Bu beyaz yakalı tanımının sınırları bildiğiniz ve yaşadığınız üzere uzunca süredir zorlanıyor ( Beyaz yaka, kanunda yeri olan bir tanım değil, kanunen SGK’lı olup özel sektörde çalışan herkes işçidir; mavisi beyazı yok). Türkiye’de görev tanımları hiç bir standart ve güvence altında değil, bu bir. Siz bir pazarlamacıyken kendinizi birdenbire ürünün fiyat stratejisini mantıklı zemine oturtmaya çalışırken bulabilirsiniz. Veya bir medya planlama uzmanıyken bakmışsınız içerik yönetiminin de tek sorumlusu oluvermişsiniz. Nedeni; yetersiz eleman sayısı, yer işgal eden niteliksiz adamlar, olağan dışı deadline’lar. Çok çeşitli sorumluluk, büyük iş yükü, bozuk konsantrasyonlar.
Bir de politika tarafı var tabii. Beyaz yakayı taktığınız an görev tanımınızın yanı sıra dengesiz patronu işten kovulmadan dengelemek, yılan müdür sokmasın diye tavşan b.ku numarası yaparak hayatta kalmak, ödemeni çıkarsın diye IMF başkanı havalarına giren finans müdürüne yalakalık yapmak, dostlar alışverişte görsün toplantılarına alet olmak ve yardımcısız kalmamak için aklı bir karış havada stajyerin k.çını toplamak da iş listesine ekleniyor. Bu da iki.
Demek istiyorum ki;
1- Görev tanımınızın genişliği ve iş yükünüz
2-İşinizi kaybetmemek adına yürütmek zorunda kaldığınız politikaların getirdiği iş yükü ve zaman kaybı sizi hem beyin hem de beden olarak yoruyor. Nasıl mı?
Haftada 45 saat, mesailerle 66 saat. Yasal olarak en fazla bu kadar çalıştırılabilirsiniz ( Bu arada mesai için de yazılı onayınızın olması lazım zaten. Yani, mesaiye bırakılabilmeniz için sene başında ik’ya yazılı olarak “ evet, ben mesaiye kalmayı kabul ediyorum” demeniz lazım -düşünün bakalım, kaçınızdan böyle bir onay alındı-. Ana konumuz bu değil ama o mesailerin yasal olarak size ya para ya da serbest zaman olarak ödenmesi de lazım -herkesi bi gülme tuttu şimdi, değil mi? “Ay, sinirlerim bozuldu” gülmesinden).

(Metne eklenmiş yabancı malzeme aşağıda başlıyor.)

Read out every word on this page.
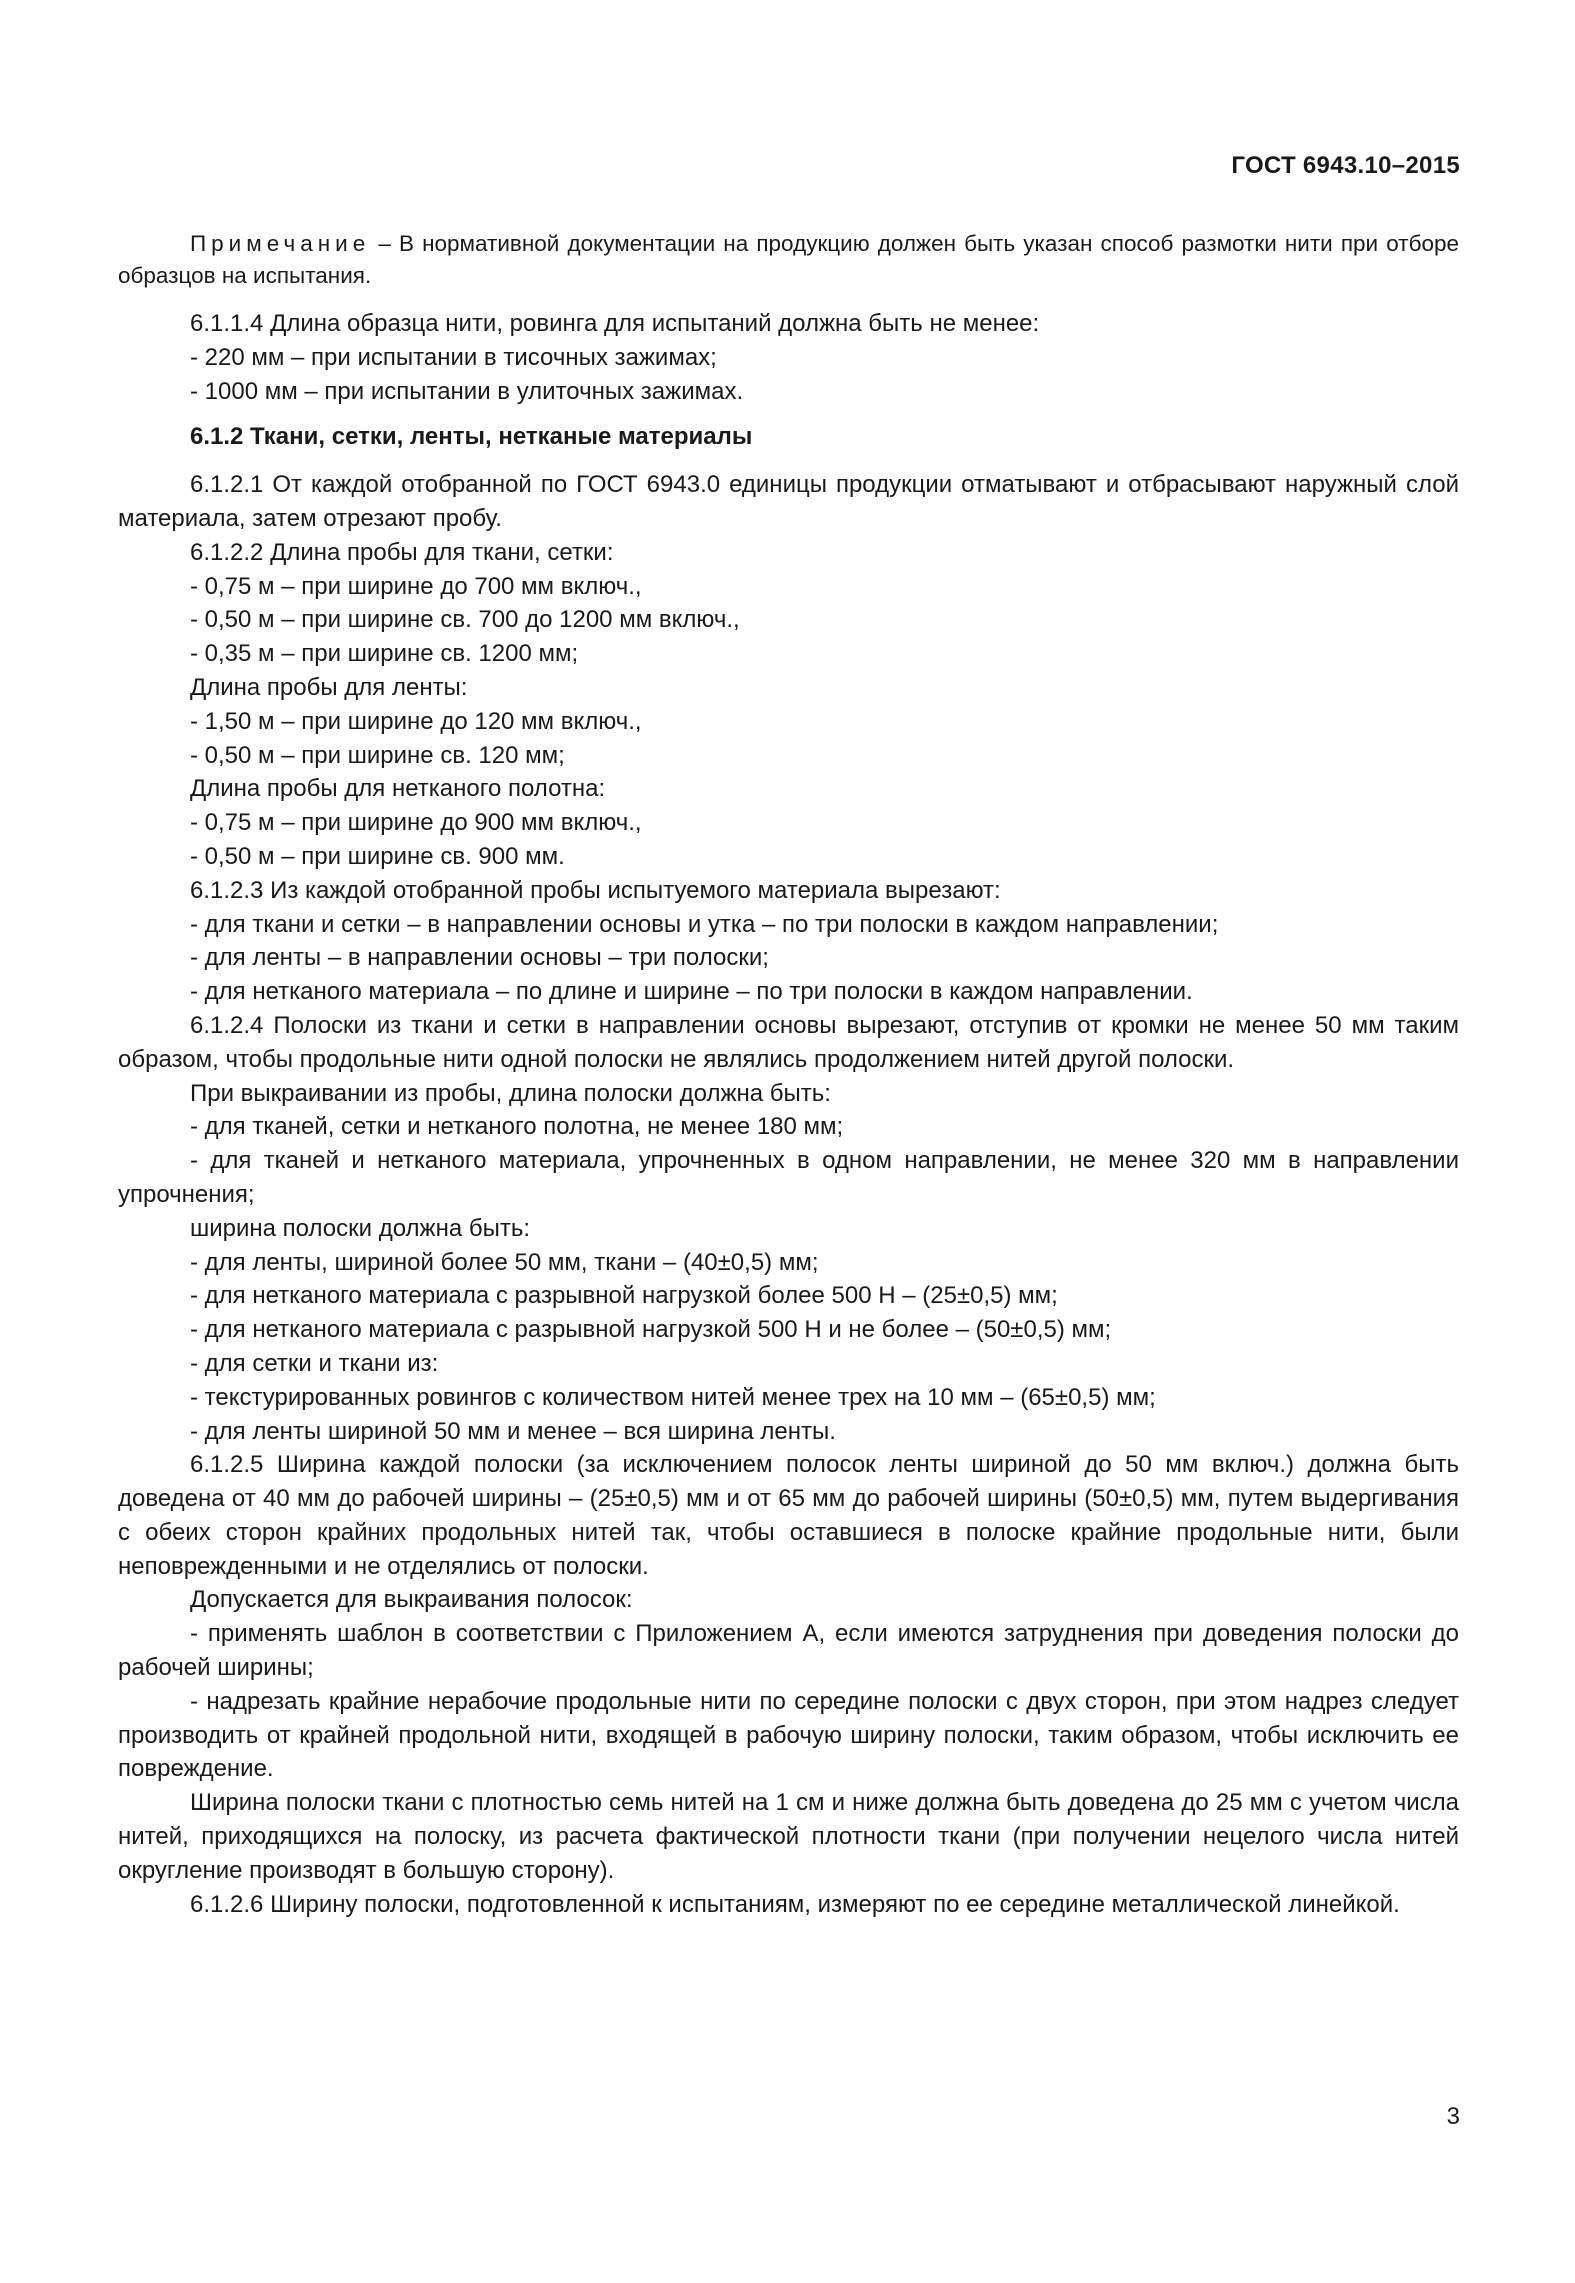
ГОСТ 6943.10–2015

Примечание – В нормативной документации на продукцию должен быть указан способ размотки нити при отборе образцов на испытания.

6.1.1.4 Длина образца нити, ровинга для испытаний должна быть не менее:

- 220 мм – при испытании в тисочных зажимах;

- 1000 мм – при испытании в улиточных зажимах.

6.1.2 Ткани, сетки, ленты, нетканые материалы

6.1.2.1 От каждой отобранной по ГОСТ 6943.0 единицы продукции отматывают и отбрасывают наружный слой материала, затем отрезают пробу.

6.1.2.2 Длина пробы для ткани, сетки:

- 0,75 м – при ширине до 700 мм включ.,

- 0,50 м – при ширине св. 700 до 1200 мм включ.,

- 0,35 м – при ширине св. 1200 мм;

Длина пробы для ленты:

- 1,50 м – при ширине до 120 мм включ.,

- 0,50 м – при ширине св. 120 мм;

Длина пробы для нетканого полотна:

- 0,75 м – при ширине до 900 мм включ.,

- 0,50 м – при ширине св. 900 мм.

6.1.2.3 Из каждой отобранной пробы испытуемого материала вырезают:

- для ткани и сетки – в направлении основы и утка – по три полоски в каждом направлении;

- для ленты – в направлении основы – три полоски;

- для нетканого материала – по длине и ширине – по три полоски в каждом направлении.

6.1.2.4 Полоски из ткани и сетки в направлении основы вырезают, отступив от кромки не менее 50 мм таким образом, чтобы продольные нити одной полоски не являлись продолжением нитей другой полоски.

При выкраивании из пробы, длина полоски должна быть:

- для тканей, сетки и нетканого полотна, не менее 180 мм;

- для тканей и нетканого материала, упрочненных в одном направлении, не менее 320 мм в направлении упрочнения;

ширина полоски должна быть:

- для ленты, шириной более 50 мм, ткани – (40±0,5) мм;

- для нетканого материала с разрывной нагрузкой более 500 Н – (25±0,5) мм;

- для нетканого материала с разрывной нагрузкой 500 Н и не более – (50±0,5) мм;

- для сетки и ткани из:

- текстурированных ровингов с количеством нитей менее трех на 10 мм – (65±0,5) мм;

- для ленты шириной 50 мм и менее – вся ширина ленты.

6.1.2.5 Ширина каждой полоски (за исключением полосок ленты шириной до 50 мм включ.) должна быть доведена от 40 мм до рабочей ширины – (25±0,5) мм и от 65 мм до рабочей ширины (50±0,5) мм, путем выдергивания с обеих сторон крайних продольных нитей так, чтобы оставшиеся в полоске крайние продольные нити, были неповрежденными и не отделялись от полоски.

Допускается для выкраивания полосок:

- применять шаблон в соответствии с Приложением А, если имеются затруднения при доведения полоски до рабочей ширины;

- надрезать крайние нерабочие продольные нити по середине полоски с двух сторон, при этом надрез следует производить от крайней продольной нити, входящей в рабочую ширину полоски, таким образом, чтобы исключить ее повреждение.

Ширина полоски ткани с плотностью семь нитей на 1 см и ниже должна быть доведена до 25 мм с учетом числа нитей, приходящихся на полоску, из расчета фактической плотности ткани (при получении нецелого числа нитей округление производят в большую сторону).

6.1.2.6 Ширину полоски, подготовленной к испытаниям, измеряют по ее середине металлической линейкой.

3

Ancak size verilen işin de mesaili veya mesaisiz bu saatlere sığması imkansız. Çaresiz, sığsa da sığmasa da çalışmaya devam…
Peki biz ne zaman mola vereceğiz? Mola derken uzun boylu bir dinlenmeden, elde kokteyl, plajda devrilip yatma molasından bahsetmiyorum. Gün içinde batarya ne zaman şarj edilecek, ambale olmuş beyin nasıl işler hale gelecek, metabolizma dönsün diye ne zaman yemek yenecek, çay -çorba ne zaman içilecek ve ne zaman çişe gideceğiz??
Kanun diyor ki, 7,5 saatten fazla süreli işlerde 1 saat ara dinlenme hakkı var. Kural olarak aralıksız; uygulamada ise yarım saat öğle yemeği ve biri öğleden önce biri de sonra olmak üzere 15’er dakikalık 2 çay molası ( aynen bu şekilde uygulayan bir yerde çalıştım). Sabah 08.00- akşam 17.00 çalışılan bir yerde 1 saat öğle tatili alarak biz bunu kullanıyoruz. Peki işleri 17.00’de bitiremediğimizde ne yapıyoruz?
Hahah, tabii ki mesaiye kalıyoruz veya eşek ölüsü gibi bilgisayarı omuzlayıp evde çalışıyoruz.
Peki bu işler bir kere mesaiye kalınca bitiyor mu? Hadi sınır koyalım, ayda bir kere mesaiye kalmak yeterli mi? İki haftada bir? Haftada bir? Yoksa her gün mü? Yoksa artık saat 5’te çıkınca tedirgin olma mertebesine mi eriştiniz?
Seri mesaici arkadaşlar gece çıkarken ışıkları da söndürdüklerinden bu mola konusu onlar için net çizgilerini yitiren bir şey haline geliyor. Adam “nasıl olsa gece çıkıyorum, bir kahve/ çay/ sigara molasının dakikasını mı tutacağım” diyor haliyle. Kurumsal hayat kural sever, rutin sever. Daha ilk yazılarımızın birinde söyledik. Kural esnetilecekse de kendi lehine esnetilen kuralı sever. “Mesaiye kalıyorsan kal ama sigara molasına az çık” diyemez ama “ne kadar çok çalıştığını biliyoruz ama senin mola sayına göz yumarsak herkesinkine yummamız lazım Melikeciğim. Senden bu konuda anlayış ve özen bekliyoruz” deyiverir. Bu ciğimli miğimli sözler aslında sözlü uyarıdır. Onlar uyarır, Melike delirir. Melike çok lazım biriyse molası görmezden gelinir; gözden çıkarıldıysa bahane edilir. Bunu herkes bilir.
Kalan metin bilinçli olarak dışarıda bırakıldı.